Many people are eager to hear Lewinsky’s story now, even if it is 20 years overdue. That 2015 TED Talk got more than 9.3 million views on YouTube. In addition to A&E’s The Clinton Affair and the forthcoming season of American Crime Story, Lewinsky’s story has also been tackled by Slate’s Slow Burn podcast. She’s a contributor to Vanity Fair. You’re more likely to see her in a headline for a self-deprecating joke on Twitter than anything else. In 2019, the only person who’s still making fun of Monica Lewinsky is Monica Lewinsky.

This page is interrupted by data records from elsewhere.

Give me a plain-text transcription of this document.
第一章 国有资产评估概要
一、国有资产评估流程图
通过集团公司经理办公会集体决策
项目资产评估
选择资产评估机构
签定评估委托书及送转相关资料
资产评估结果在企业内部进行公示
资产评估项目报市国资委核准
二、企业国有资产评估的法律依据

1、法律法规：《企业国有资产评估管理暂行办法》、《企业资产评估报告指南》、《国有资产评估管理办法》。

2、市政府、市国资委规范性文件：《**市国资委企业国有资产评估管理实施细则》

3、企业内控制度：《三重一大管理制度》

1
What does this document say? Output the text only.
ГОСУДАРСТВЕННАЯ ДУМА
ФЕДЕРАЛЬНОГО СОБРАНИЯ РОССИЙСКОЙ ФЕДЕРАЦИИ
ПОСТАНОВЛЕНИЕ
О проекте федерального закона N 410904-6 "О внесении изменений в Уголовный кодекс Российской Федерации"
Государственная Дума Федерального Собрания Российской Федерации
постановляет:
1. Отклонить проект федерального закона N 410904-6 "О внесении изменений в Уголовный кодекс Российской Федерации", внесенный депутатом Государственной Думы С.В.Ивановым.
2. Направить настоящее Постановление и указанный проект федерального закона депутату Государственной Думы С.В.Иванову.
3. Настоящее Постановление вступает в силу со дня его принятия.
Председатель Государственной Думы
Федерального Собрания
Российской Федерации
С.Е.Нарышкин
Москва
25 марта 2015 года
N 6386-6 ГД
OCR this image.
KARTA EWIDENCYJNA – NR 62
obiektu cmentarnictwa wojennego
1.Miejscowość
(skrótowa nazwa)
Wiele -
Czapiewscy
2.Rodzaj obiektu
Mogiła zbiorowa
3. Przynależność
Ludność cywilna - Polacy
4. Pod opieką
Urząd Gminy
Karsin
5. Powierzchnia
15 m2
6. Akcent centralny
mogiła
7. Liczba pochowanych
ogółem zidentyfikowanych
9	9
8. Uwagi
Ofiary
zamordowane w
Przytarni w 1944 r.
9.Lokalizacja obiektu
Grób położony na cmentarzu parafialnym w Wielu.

As for Lewinsky, it seems as though she’s finally found some peace and a purpose. Her 2015 explanation: “In the past nine months, the question I’ve been asked the most is: ‘Why?’ Why now? Why was I sticking my head above the parapet?’ Because it’s time. Time to stop tip-toeing around my past. Time to stop living in opprobrium, and time to take back the narrative. It’s also not just about saving myself. Anyone who is suffering from shame and public humiliation needs to know one thing: You can survive it. You can insist on a different end to your story.”
But Lewinsky did save herself. She is no longer the girl in the black beret. She isn’t the punchline, political leverage, or front-page fodder. She’s a powerhouse and possibly the best living example of bouncing back, better than ever. If a life well-lived is truly the best revenge, Monica got hers. Clinton will probably never truly face the consequences of the affair, certainly not in the way Lewinsky has, but history books might shine on her with more favor. It’s Monica’s moment now.
Brooke A. Rogers is an editorial page assistant for the New York Post and a frequent commentator on Fox News.